Dr. Hoefkens: As a software provider, we are obviously not so much involved with sample handling and preparation. However, based on our experience, we can certainly second the observation that many significantly discriminating proteins can be found in the lower abundance components of the proteome. Some of our partners have been rather successful in using large-scale fractionations to increase sensitivity of mass spec analysis.

Interestingly, gel-based preseparation techniques might make another comeback as well. We are working with a number of customers that are successfully using 1-D and 2-D gel separation in combination with LC-MS to look at low abundance proteins.

Davis: For discovery of biomarkers from human plasma by mass spectrometry, we have used a variety of methods to enrich the sample for low-abundance proteins. These include affinity-column depletion of abundant proteins, precipitation of high-molecular-weight proteins, and multi-dimensional column chromatography.

Q. What technological advances might be needed to bring the use of mass spec in proteomics and metabolomics research to higher levels of efficiency and effectiveness?

Dr. Daly: Improvements in instrument sensitivity must continue in order to decrease sample volumes needed for analysis. As I mentioned before, I think concomitant development of high-resolution, high-throughput preparative methods needs to continue as well. Finally, smarter out-of-the-box software must be developed to allow rapid triage of data and to find correlations among multiple biomarkers.

Dr. Dongre: Here is a wish list that comes to mind. Some points may be achieveable others maybe a stretch.

a) Extending the dynamic range of the mass spec approaches from the current 104 to about 108 with minimal sample preparation and minimal penalty on sample throughput.

b) Better consumable (LC columns, plastic ware, SPE cartridges, etc) and reagents for efficient sample preparation that maximizes sample recovery and minimizes loss during sample handling. These improvements will exploit the inherent sensitivity afforded by mass spectrometry.

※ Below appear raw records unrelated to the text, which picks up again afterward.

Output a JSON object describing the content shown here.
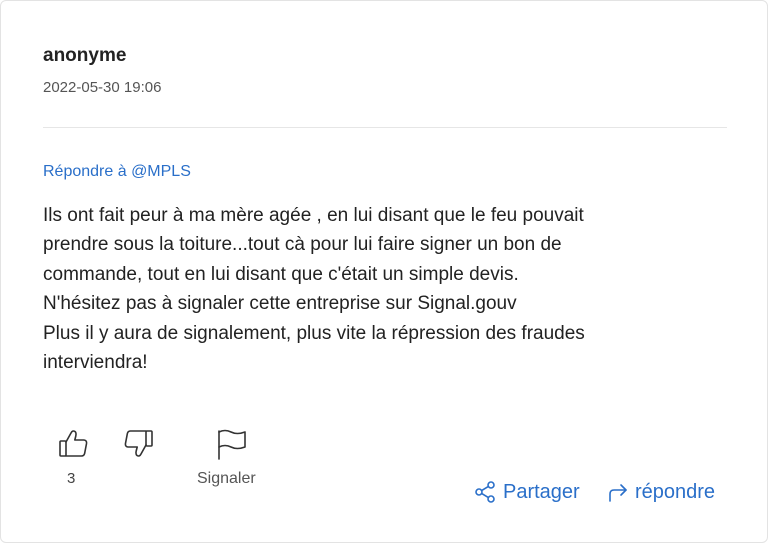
{
  "comment": {
    "author": "anonyme",
    "date": "2022-05-30 19:06",
    "reply_to": "Répondre à @MPLS",
    "body_lines": [
      "Ils ont fait peur à ma mère agée , en lui disant que le feu pouvait",
      "prendre sous la toiture...tout cà pour lui faire signer un bon de",
      "commande, tout en lui disant que c'était un simple devis.",
      "N'hésitez pas à signaler cette entreprise sur Signal.gouv",
      "Plus il y aura de signalement, plus vite la répression des fraudes",
      "interviendra!"
    ]
  },
  "actions": {
    "like_count": "3",
    "signaler_label": "Signaler",
    "share_label": "Partager",
    "reply_label": "répondre",
    "accent_color": "#2a6fc9",
    "icons": [
      "thumbs-up-icon",
      "thumbs-down-icon",
      "flag-icon",
      "share-icon",
      "reply-arrow-icon"
    ]
  }
}
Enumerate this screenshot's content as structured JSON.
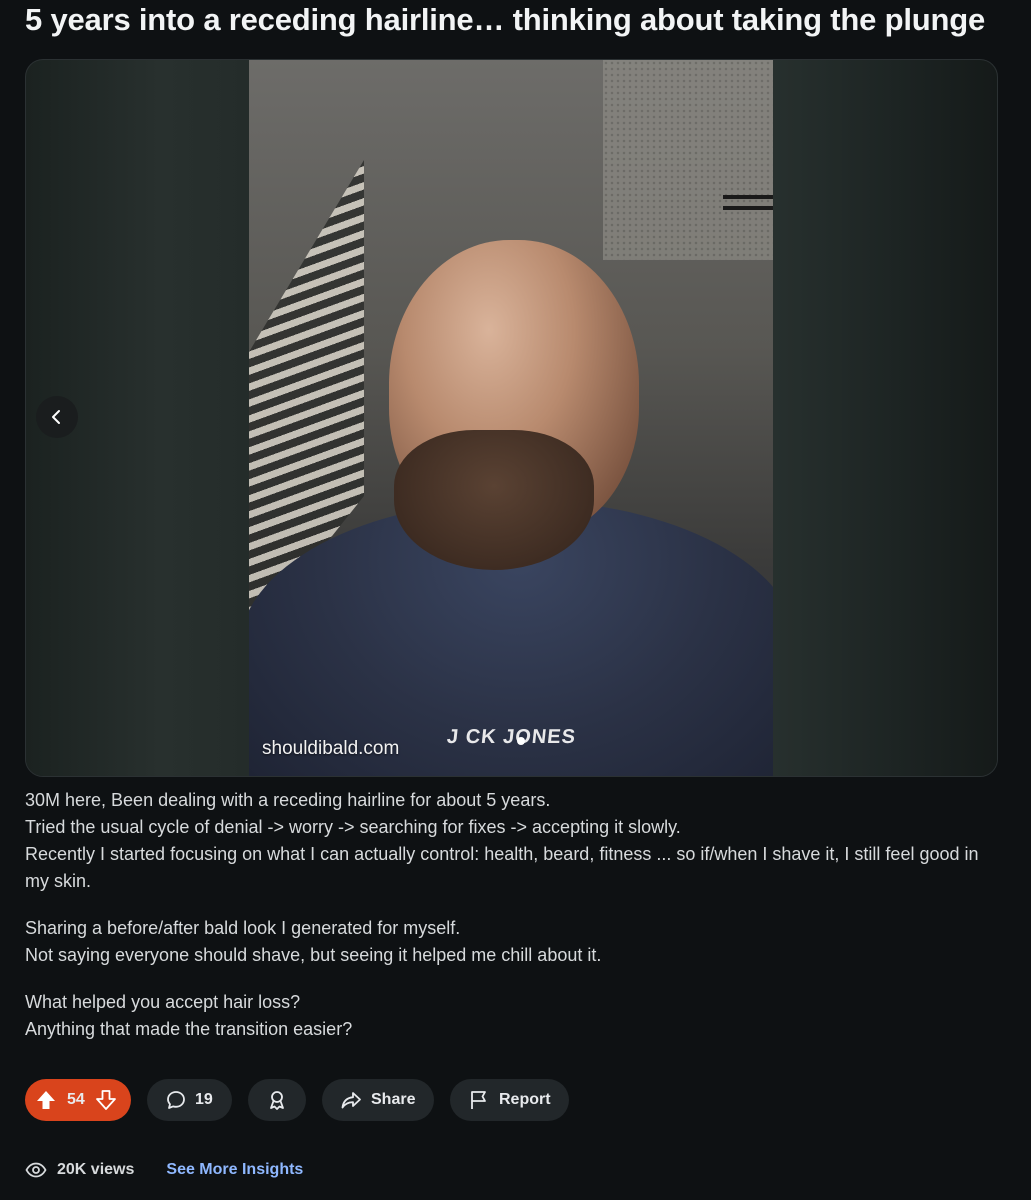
{
  "post": {
    "title": "5 years into a receding hairline… thinking about taking the plunge",
    "image": {
      "watermark": "shouldibald.com",
      "brand_text": "J CK JONES"
    },
    "body": [
      [
        "30M here, Been dealing with a receding hairline for about 5 years.",
        "Tried the usual cycle of denial -> worry -> searching for fixes -> accepting it slowly.",
        "Recently I started focusing on what I can actually control: health, beard, fitness ... so if/when I shave it, I still feel good in my skin."
      ],
      [
        "Sharing a before/after bald look I generated for myself.",
        "Not saying everyone should shave, but seeing it helped me chill about it."
      ],
      [
        "What helped you accept hair loss?",
        "Anything that made the transition easier?"
      ]
    ]
  },
  "actions": {
    "score": "54",
    "comments": "19",
    "share_label": "Share",
    "report_label": "Report"
  },
  "insights": {
    "views": "20K views",
    "link_label": "See More Insights"
  },
  "colors": {
    "background": "#0e1113",
    "vote_active": "#d9441c",
    "pill": "#22272a",
    "link": "#8fb8ff"
  },
  "icons": [
    "chevron-left-icon",
    "upvote-icon",
    "downvote-icon",
    "comment-icon",
    "award-icon",
    "share-icon",
    "report-flag-icon",
    "eye-icon"
  ]
}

c) Better separation efficiency of highly complex mixtures without multiple chromatographic separation steps and minimal penalty on sample throughput.

d) One can always ask for MS with higher resolution and mass accuracy (without sacrificing sensitivity) in mid to low ppb range. That said, current hybrid ion trap–FTMS instruments are very good choices. Hopefully we will see evolutionary enhancements to these new mass specs in terms of resolution, mass accuracy, and sensitivity.

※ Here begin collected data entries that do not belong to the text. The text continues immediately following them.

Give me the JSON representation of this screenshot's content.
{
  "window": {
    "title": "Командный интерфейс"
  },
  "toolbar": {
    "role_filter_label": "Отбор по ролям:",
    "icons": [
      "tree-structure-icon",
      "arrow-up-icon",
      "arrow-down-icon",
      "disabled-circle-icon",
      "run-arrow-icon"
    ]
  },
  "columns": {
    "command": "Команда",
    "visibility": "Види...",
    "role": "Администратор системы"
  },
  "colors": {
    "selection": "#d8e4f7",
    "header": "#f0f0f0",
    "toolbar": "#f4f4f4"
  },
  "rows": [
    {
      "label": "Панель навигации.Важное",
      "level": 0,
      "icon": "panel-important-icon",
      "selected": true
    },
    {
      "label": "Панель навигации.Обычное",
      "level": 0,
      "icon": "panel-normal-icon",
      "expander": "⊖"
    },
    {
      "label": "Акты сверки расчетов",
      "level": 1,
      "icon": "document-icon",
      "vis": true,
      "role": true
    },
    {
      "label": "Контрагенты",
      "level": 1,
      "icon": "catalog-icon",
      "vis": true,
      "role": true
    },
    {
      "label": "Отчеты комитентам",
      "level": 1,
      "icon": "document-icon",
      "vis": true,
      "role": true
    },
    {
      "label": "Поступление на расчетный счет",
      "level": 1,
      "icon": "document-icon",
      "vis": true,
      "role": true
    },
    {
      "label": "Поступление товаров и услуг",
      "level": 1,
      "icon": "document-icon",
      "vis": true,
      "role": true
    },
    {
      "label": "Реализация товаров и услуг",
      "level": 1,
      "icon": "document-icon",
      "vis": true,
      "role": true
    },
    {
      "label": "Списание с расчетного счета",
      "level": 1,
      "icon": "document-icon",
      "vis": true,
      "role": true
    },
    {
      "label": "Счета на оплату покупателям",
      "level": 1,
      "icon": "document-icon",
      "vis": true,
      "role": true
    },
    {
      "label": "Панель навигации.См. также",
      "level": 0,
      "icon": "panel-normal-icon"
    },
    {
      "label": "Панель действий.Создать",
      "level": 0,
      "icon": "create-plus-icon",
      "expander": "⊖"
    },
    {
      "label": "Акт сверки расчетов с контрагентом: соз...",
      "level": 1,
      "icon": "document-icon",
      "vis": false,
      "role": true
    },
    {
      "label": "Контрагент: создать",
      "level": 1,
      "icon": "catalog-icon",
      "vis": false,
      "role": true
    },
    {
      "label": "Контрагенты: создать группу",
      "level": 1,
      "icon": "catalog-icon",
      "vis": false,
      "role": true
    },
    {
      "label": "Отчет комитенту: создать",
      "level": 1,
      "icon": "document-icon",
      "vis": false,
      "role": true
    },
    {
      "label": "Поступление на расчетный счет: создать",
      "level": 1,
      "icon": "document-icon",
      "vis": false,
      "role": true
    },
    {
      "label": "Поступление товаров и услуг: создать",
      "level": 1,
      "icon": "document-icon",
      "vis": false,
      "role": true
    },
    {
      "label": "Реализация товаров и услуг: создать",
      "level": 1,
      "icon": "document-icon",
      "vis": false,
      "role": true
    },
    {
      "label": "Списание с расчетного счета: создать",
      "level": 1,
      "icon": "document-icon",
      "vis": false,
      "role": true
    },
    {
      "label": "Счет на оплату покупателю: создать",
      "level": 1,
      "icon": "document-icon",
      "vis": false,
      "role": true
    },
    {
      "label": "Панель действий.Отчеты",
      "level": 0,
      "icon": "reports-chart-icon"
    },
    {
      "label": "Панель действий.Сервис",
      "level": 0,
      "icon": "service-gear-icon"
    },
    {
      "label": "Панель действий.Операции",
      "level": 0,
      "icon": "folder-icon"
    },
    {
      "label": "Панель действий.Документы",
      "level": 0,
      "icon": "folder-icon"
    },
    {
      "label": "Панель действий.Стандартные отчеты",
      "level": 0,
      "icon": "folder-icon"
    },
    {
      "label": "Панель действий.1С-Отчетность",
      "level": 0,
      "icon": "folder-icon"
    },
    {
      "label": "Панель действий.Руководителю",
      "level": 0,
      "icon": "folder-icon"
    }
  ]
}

Dr. Hoefkens: While modern mass spec instrumentation provides large dynamic ranges and high sensitivity, we would still like to see improvements in m/z resolution. Together with some of our customers, we believe that higher resolution would enable novel identification applications in proteomics and metabolomics. Currently, the process of peptide and protein identification is based on MS/MS scans and search engines like MASCOT and Sequest and with improved mass accuracy it will probably become possible to use algorithms that are using the exact mass to do the identification.

In addition, we often see that users struggle with LC and GC columns and their reproducibility. So from that perspective, it would certainly be desirable to see some improvements in this area.

Davis: Although improvements in the sensitivity and dynamic range of mass spectrometers would undoubtedly help, I think the major problem now is to find better methods for reproducible sample preparation that allow for quantitative analysis of low-abundance proteins.


Thomas J. Daly, Ph.D., is vp, preclinical development and protein chemistry, at Regeneron Pharmaceuticals. Gary Davis is a proteomics consultant. Ashok R. Dongre, Ph.D., is associate director, clinical discovery technologies, at Bristol-Myers Squibb. Jens Hoefkens, Ph.D., is managing director at Genedata.